24 lutego 2022 roku, czyli w dniu rozpoczęcia rosyjskiej inwazji, byłeś w Kijowie. Szczęście czy dziennikarski nos?

Miałem reporterskie szczęście. Niby racjonalnie zakładałem, że jeżeli wojna wybuchnie, to po olimpiadzie w Pekinie, lecz jednocześnie pół świata przekonywało, że atak na Ukrainę to absurd.

Ja przed inwazją przez kilka tygodni jeździłem po całej Ukrainie, ale szybko kończyły mi się tematy. Bo ile razy można pisać, że nikt tam nie spodziewa się wojny, a co najwyżej zaostrzenia sytuacji w Donbasie.

Tak było. Ludzie mówili, że najwyżej może dojdzie do uderzenia Rosjan na Zaporoże, bo będą chcieli wybić sobie korytarz lądowy na Krym. Albo ewentualnie do próby poszerzenia stanu posiadania na Donbasie.

Dzień przed inwazją spotkałem się z delegacją prezydenta Andrzeja Dudy w Pałacu Maryjskim w Kijowie. Powiedzieli mi wtedy, że będzie wojna i tłumaczyli, że z tego powodu nie przylecieli do Kijowa samolotem. Informacje mieli od prezydenta Ukrainy Wołodymyra Zełenskiego, który miał powiedzieć do Dudy: „Niewykluczone, że widzimy się po raz ostatni”. Robiło się więc dramatycznie.

A Ty?

Miałem już wykupiony bilet na pociąg z Kijowa do Charkowa, wynajęty tam samochód i hotel. Podpytywałem polską delegację, jak oceniają różnice między Charkowem a Kijowem, jeśli chodzi o bezpieczeństwo. Powiedziano mi, że Charków leżący niedaleko rosyjskiej granicy to będzie absolutna czarna dziura, a Kijów mniejsza. Musiałem wybierać. Wydawało się, że nadchodzące wydarzenia w Charkowie mogą wyglądać spektakularnie, ale historia będzie się działa w Kijowie. Doszedłem do wniosku, że trzeba obserwować, czy Zełenski zostanie w Kijowie, czy ucieknie. A jeśli ucieknie, to czy miasto zostanie poddane. Czy Rosjanie przywiozą kogoś w teczce na jego miejsce, a jeśli tak, to kogo.

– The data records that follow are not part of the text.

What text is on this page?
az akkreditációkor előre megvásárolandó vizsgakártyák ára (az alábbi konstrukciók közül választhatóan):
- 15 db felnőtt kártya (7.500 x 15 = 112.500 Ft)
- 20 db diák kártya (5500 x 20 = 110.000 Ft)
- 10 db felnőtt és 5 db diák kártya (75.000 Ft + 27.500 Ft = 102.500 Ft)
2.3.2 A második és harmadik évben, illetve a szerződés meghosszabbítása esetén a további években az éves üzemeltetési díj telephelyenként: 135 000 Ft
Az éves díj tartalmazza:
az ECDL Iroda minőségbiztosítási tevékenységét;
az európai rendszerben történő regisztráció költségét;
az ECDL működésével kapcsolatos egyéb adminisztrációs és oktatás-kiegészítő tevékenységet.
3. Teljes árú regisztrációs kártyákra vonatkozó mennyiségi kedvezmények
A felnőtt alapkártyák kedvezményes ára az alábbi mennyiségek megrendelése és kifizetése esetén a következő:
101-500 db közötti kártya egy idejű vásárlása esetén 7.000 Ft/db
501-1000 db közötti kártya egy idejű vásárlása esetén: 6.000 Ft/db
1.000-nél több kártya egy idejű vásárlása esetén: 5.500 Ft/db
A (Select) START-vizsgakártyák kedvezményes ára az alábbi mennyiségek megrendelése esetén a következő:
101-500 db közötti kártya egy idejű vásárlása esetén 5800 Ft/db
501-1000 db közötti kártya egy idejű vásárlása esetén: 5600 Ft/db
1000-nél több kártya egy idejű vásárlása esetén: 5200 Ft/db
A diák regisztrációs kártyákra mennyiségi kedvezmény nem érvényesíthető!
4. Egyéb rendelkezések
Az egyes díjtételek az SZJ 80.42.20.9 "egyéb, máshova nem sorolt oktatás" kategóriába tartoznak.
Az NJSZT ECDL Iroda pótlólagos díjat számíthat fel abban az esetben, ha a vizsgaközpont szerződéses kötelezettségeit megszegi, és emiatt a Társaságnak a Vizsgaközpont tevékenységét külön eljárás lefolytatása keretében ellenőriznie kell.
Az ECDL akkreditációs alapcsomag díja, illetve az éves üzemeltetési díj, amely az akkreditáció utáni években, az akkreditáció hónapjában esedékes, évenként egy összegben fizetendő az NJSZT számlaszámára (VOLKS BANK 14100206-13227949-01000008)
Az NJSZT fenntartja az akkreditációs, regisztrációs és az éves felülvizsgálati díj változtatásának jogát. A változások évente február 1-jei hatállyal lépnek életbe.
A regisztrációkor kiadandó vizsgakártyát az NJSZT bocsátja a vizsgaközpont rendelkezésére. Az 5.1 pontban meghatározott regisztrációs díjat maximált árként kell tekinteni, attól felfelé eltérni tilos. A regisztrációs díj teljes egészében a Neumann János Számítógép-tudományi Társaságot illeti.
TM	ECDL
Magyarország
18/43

Uznałem więc, że wyjeżdżanie do Charkowa będzie nierozsądne.

Bałeś się? Co pomyślałeś, gdy się zaczęło?

W hotelu niedaleko stacji metra Arsenalna stałem na balkonie i poczułem, że zaczyna się coś przełomowego, dzieje się historia. A nie ma takiej siły, która by reportera wyrwała z centrum wydarzeń. W gruncie rzeczy to ciekawość powoduje, że strach lub odwaga mają znaczenie drugorzędne.

Dopiero potem zaczynamy się zastanawiać, gdzie sobie zorganizować mieszkanie w mieście, z kim nawiązywać kontakt, jak w nowej sytuacji wypracować procedury bezpieczeństwa. Naturalne, że polscy dziennikarze zaczęli skupiać się wokół polskiej ambasady, która jako jedyna nie ewakuowała się z Kijowa.

Gdyby rosyjskie czołgi wdarły się do Kijowa, Rosjanie nie musieliby Polaków traktować lepiej niż Ukraińców.

Przypuszczałem, że jeśli zaczną do Kijowa wchodzić, to będzie to wielotygodniowa, a może nawet wielomiesięczna krwawa jatka bez jednoznacznego rozstrzygnięcia. Zresztą trzeciego czy czwartego dnia inwazji powiedziałem w Tok FM, że Kijów jest nie do zdobycia.

Skąd ta pewność?

Jeżeli Rosjanie mieliby zdobyć Kijów, to Zełenski musiałby zwiać, naród dostałby sygnał, że władze go opuściły, a Rosjanie musieliby ekspresem zainstalować swoje marionetki, w ciągu góra dwóch dni. I na to liczyli. Ale Putin nie doszacował determinacji Zełenskiego. Uważał, że to pijak i ćpun, bo tak przekonywała go jego własna propaganda.

W swojej ostatniej książce „Polska na wojnie” podkreślasz, że Jakub Kumoch jako jeden z nielicznych zachodnich dyplomatów przewidział, iż Rosjanie nie zdobędą Kijowa i obronią swoją państwowość. To Twój dobry znajomy jeszcze z „Dziennika. Polska Europa Świat”, a ostatnio ambasador w Chinach.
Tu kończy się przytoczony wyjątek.